2.3.2 Waterproofing Key Points
1) Surface preparation through abrasive blasting.
For coating-type waterproofing, proper substrate preparation is essential for ensuring waterproofing quality. In recent years, the domestic waterproofing industry has introduced shot blasting into civil engineering projects. After shot blasting, the substrate reveals the concrete structure, achieving a clean and solid condition. Structural defects on the top slab are also easily exposed, facilitating waterproofing before application. When applying non-curing rubber asphalt waterproofing coatings on the shot-blasted substrate, their self-healing and creep properties can effectively fill cracks on the top slab. Furthermore, a full-contact waterproofing layer is formed between the coating and the substrate. It is important to note that shot blasting should be combined with project scheduling, and ideally, the waterproofing should be applied the same day as the shot blasting to prevent secondary contamination of the top slab.
2) Handling of expansion joints
This project's original top plate design was a flush joint (Figure 8), which was later modified to a staggered joint with a deformation seam (Figure 9). Regardless of the type of deformation seam, it involves the sealing of the waterproof layer between the top plate flush joint and the side wall upright joint. Since both areas use a composite approach of coatings and materials, the compatibility is good. During construction, the overlap width between the top plate and the side wall should be at least 250 mm (Figure 10).
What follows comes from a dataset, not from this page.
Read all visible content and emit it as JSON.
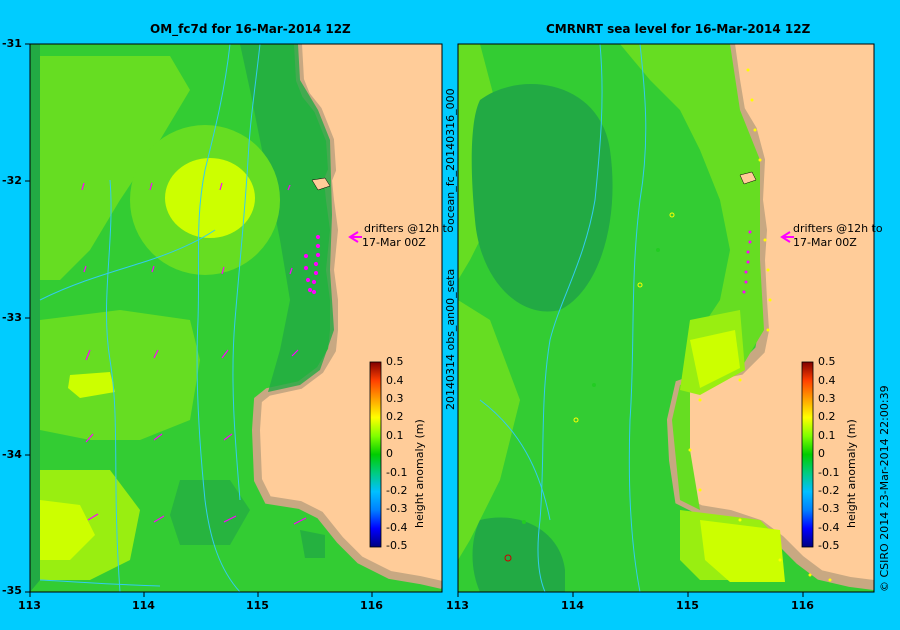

3) And the jointing at the side wall sections.
Regarding the joint between the wall and the side wall, the focus is on ensuring a tight closure with the expansion joint, as previously described. This project includes adding an additional reinforcement layer to the underside of the top plate, extending it to the side wall. The top plate and the side wall are both 250 mm wide, and utilize a 2.0 mm thick non-curing rubber asphalt waterproofing coating and a polyester non-woven fabric reinforcement. The waterproofing layer formed by the non-curing coating and modified asphalt rolls extends down to 250 mm on the side wall.
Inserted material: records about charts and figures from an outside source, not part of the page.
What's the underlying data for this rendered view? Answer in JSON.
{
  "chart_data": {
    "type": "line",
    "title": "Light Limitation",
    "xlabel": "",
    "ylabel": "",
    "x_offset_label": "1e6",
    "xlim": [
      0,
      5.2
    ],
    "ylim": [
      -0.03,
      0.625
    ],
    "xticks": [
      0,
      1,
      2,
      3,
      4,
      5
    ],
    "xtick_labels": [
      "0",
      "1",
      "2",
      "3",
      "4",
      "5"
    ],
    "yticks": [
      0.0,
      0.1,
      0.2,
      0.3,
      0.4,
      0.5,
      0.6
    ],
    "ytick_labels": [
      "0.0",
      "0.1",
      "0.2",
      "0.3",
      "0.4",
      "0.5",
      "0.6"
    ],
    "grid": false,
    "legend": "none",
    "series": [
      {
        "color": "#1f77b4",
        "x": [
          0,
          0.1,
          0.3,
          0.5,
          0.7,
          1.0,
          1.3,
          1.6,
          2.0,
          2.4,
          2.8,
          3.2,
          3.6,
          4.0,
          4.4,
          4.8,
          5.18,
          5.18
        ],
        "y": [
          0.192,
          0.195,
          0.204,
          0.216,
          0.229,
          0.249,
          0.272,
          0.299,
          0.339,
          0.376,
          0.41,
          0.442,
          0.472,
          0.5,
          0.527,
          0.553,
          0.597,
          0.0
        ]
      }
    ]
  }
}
4) Seams in rolled materials
The treatment of projecting structures such as feed ports, is identical to that used by Minjian Waterproofing. The waterproofing is raised 500 mm above the ground, and the joint is fixed and sealed using a compression strip. A detail that is often overlooked is that the upper end of the compression strip should have a certain width to allow for the width of the sealant. The sealant should also be a modified asphalt sealant that is compatible with asphalt rolls.
3. Conclusion
3.1 Like other underground comprehensive pipe gallery waterproofing and other waterproofing projects, the key to waterproofing lies in the details, including expansion joints, construction joints, and sealing of overlaps and seams between materials. These areas must be given high priority in terms of waterproofing design and construction.
3.2 Waterproofing works occupy a small percentage in underground comprehensive corridors, but are a crucial and specialized component. Effective communication and coordination among all parties are essential during design and construction to ensure the quality of the waterproofing works.
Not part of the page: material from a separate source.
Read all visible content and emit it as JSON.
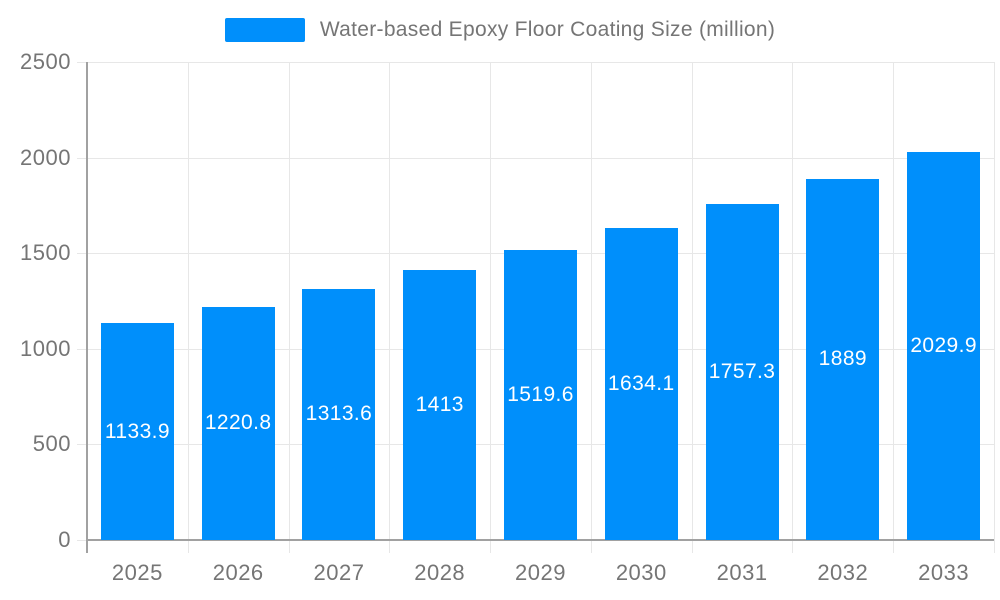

3.3 Waterproof materials are primarily used as a foundation in waterproofing projects, with a greater emphasis on the adaptability and durability of the waterproofed areas. The success of a waterproofing project largely depends on the construction phase, and meticulous workmanship by specialized teams can minimize potential issues, particularly at critical junctions.
3.4 Strictly implement the "three-check and control" system for construction projects, with self-inspection being of paramount importance. This is crucial for controlling construction quality.
The article was published in "China Construction Waterproof" in 2019.